Сын-первенец, устойчивый образ традиционного семейного микрокосма, играет особую роль в романах Г. Яхиной и Лизы Си. Первенец в традиционном обществе знаменует продолжение рода, повышает статус женщины, кардинально меняет ее жизнь. Женщина может рассчитывать стать женщиной в полном смысле этого слова, если у нее есть сын: Зулейха даже не признается Упырихой в качестве жены Муртазы, пока у нее нет сына, ее место ночью не рядом с мужем, а на сундуке, где обычно спят дети. Лилия заявляет: «Через две недели мне исполнится двадцать лет, скоро родится мой ребенок и начнется моя настоящая жизнь» (курсив авторов статьи) [Си, 2020, с. 234]. Женщины Китая продолжали жить в доме матери до рождения первенца. Но сыновья Зулейхи и Снежного Цветка не такие, какими им предписывает быть традиция. Это «обреченные» первенцы. Первенец Снежного Цветка, так же, как и Юсуф, отличается худобой и болезненностью, даже мать отказывает ему в поддержке: «... мать мясника заявила, что старшему сыну не надо давать ту еду, которую мясник раздобыл в горах. «- Незачем тратить ее на такого слабого мальчика, - заявила она. - Когда он умрет, нам станет легче. <...> Снежному Цветку следовало сказать что-то в его защиту. Но <...> ее глаза, даже в этот ужасный момент, когда он был приговорен к верной смерти, были устремлены не на него, а на ее второго сына» [Си, 2020, с. 317-318]. Лилия заступается за ребенка, она рассмотрела в нем и живой интеллект, и любознательность, восприимчивость к искусству и потенциал, как замечают этот потенциал переселенцы Семрука в Юсуфе - доктор, художник. И эти слабые мальчики одни, вопреки всему, продолжили свой род, воплотили лучшее, что досталось им от матерей. Они родились и выжили не благодаря, а в нарушение традиции. Юсуф обязан жизнью убийце отца, сын Снежного Цветка - благодаря искаженной легенде и участию Лилии. Каждый из них не выжил бы, если бы не смерть: Муртазы в «Зулейхе.» и второго сына-крепыша в «Снежном Цветке.».

Типологически сходными оказываются в обоих романах и традиционные архетипические образы дома и «тайного языка» героинь. Дом татарский и китайский разделены по гендерному признаку: женская и мужская часть, нижние и верхние комнаты (женские - верхние комнаты). Дом и любое место, где живет женщина - это замкнутые пространства: женщина не имеет права по своему желанию покидать это пространство.

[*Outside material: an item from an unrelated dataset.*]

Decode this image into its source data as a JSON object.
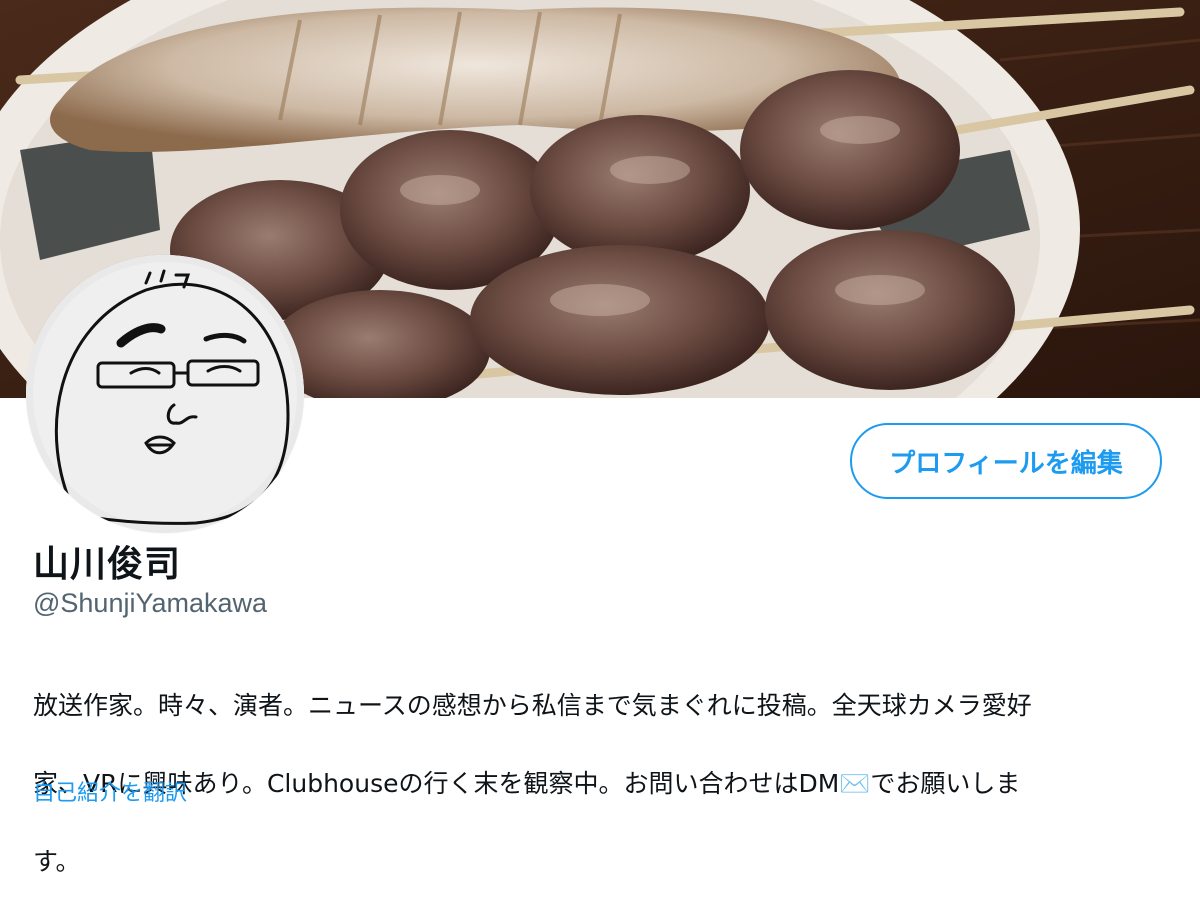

Зулейха тайком перемещается по дому, на улице ее пространство ограничено урманом (лесом), в который она не смеет заходить, кроме своего поселка она ничего не знает. Девочкам из «Снежного Цветка.» калечат ноги, и это существенно ограничивает их свободу: теперь они не могут выходить на улицу, перемещаются только в паланкине, из которого Лилия даже не смеет кинуть взгляд на внешний мир. Так же была ограничена свобода Зулейхи переполненным вагоном и землянкой. Дом мужа в романе Лизы Си - тоже замкнутое пространство, не зря выход из дома - такой опасный, а родственники не хотят выпускать Лилию. Тайный язык - способ герметичной коммуникации в мире женщин недоступен мужчинам. Тайный язык Лилии и Снежного Цветка - нушу, женская тайнопись, позволяет им общаться, а Зулейха почти постоянно обращается то к духам, то к Аллаху, то к своим умершим дочерям: «Шамсия - Фируза. Халида - Сабида», и этот язык понятен только ей и мирозданию: «- Шамсия! - Зулейха улыбается и протягивает ей руку в толстой меховой рукавице. - Не болтай, женщина! - Муртаза швыряет пригоршню снега, и птица, порскнув в сторону, улетает. - Работать пришли» [Яхина, 2017, с. 66].

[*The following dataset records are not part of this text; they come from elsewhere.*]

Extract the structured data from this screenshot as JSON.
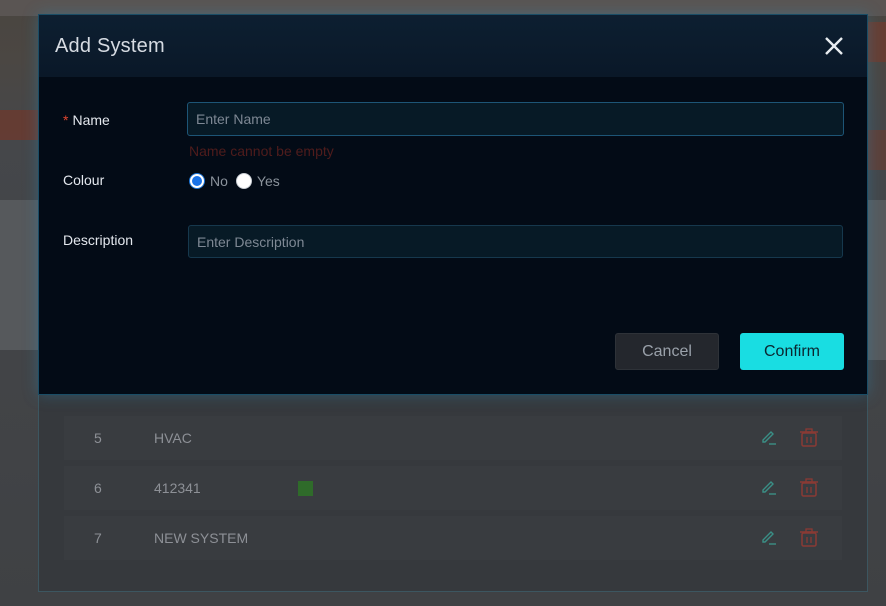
{
  "modal": {
    "title": "Add System",
    "fields": {
      "name": {
        "required_mark": "*",
        "label": "Name",
        "placeholder": "Enter Name",
        "value": "",
        "error": "Name cannot be empty"
      },
      "colour": {
        "label": "Colour",
        "options": [
          "No",
          "Yes"
        ],
        "selected": "No"
      },
      "description": {
        "label": "Description",
        "placeholder": "Enter Description",
        "value": ""
      }
    },
    "buttons": {
      "cancel": "Cancel",
      "confirm": "Confirm"
    }
  },
  "table": {
    "rows": [
      {
        "no": "5",
        "name": "HVAC",
        "has_colour": false
      },
      {
        "no": "6",
        "name": "412341",
        "has_colour": true,
        "colour": "#2f6b2a"
      },
      {
        "no": "7",
        "name": "NEW SYSTEM",
        "has_colour": false
      }
    ]
  },
  "colors": {
    "accent": "#19dde2",
    "error": "#4f1c1c",
    "required": "#e0452f",
    "edit_icon": "#3a8f86",
    "delete_icon": "#8a3a34"
  },
  "icons": {
    "close": "close-icon",
    "edit": "edit-icon",
    "delete": "trash-icon"
  }
}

Значимой характеристикой героинь-женщин в романах становится образ птицы: от «безмозглой курицы», какой рисует женщину традиция, до разнообразных образов на веере лаотун и чудесной Шах-птицы Зулейхи. Птички, фениксы и соловьи, уточки-мандаринки и ласточки - основные образы тайных писем снежного цветка, соответствующие образу девушки, женщины. Даже описывая свою мать, Лилия прибегает к «птичьему» сравнению: «Она не взяла свою палку и шла по комнате, размахивая руками, словно птица с перебитыми крыльями» [Си, 2020, с. 52]. Снежный Цветок так хочет летать, что у нее вырастают крылья: «Она обладала истинной независимостью, присущей знаку Лошади, но только у ее Лошади были крылья, которые несли ее высоко над землей.» [Си, 2020, с. 94]. «Я воображаю себя птицей. Я бы парила в облаках, а мир внизу казался бы таким далеким!..» [Си, 2020, с. 265]. «В каждом послании она говорила о птицах, об их полете, о внешнем мире» [Си, 2020, с. 98].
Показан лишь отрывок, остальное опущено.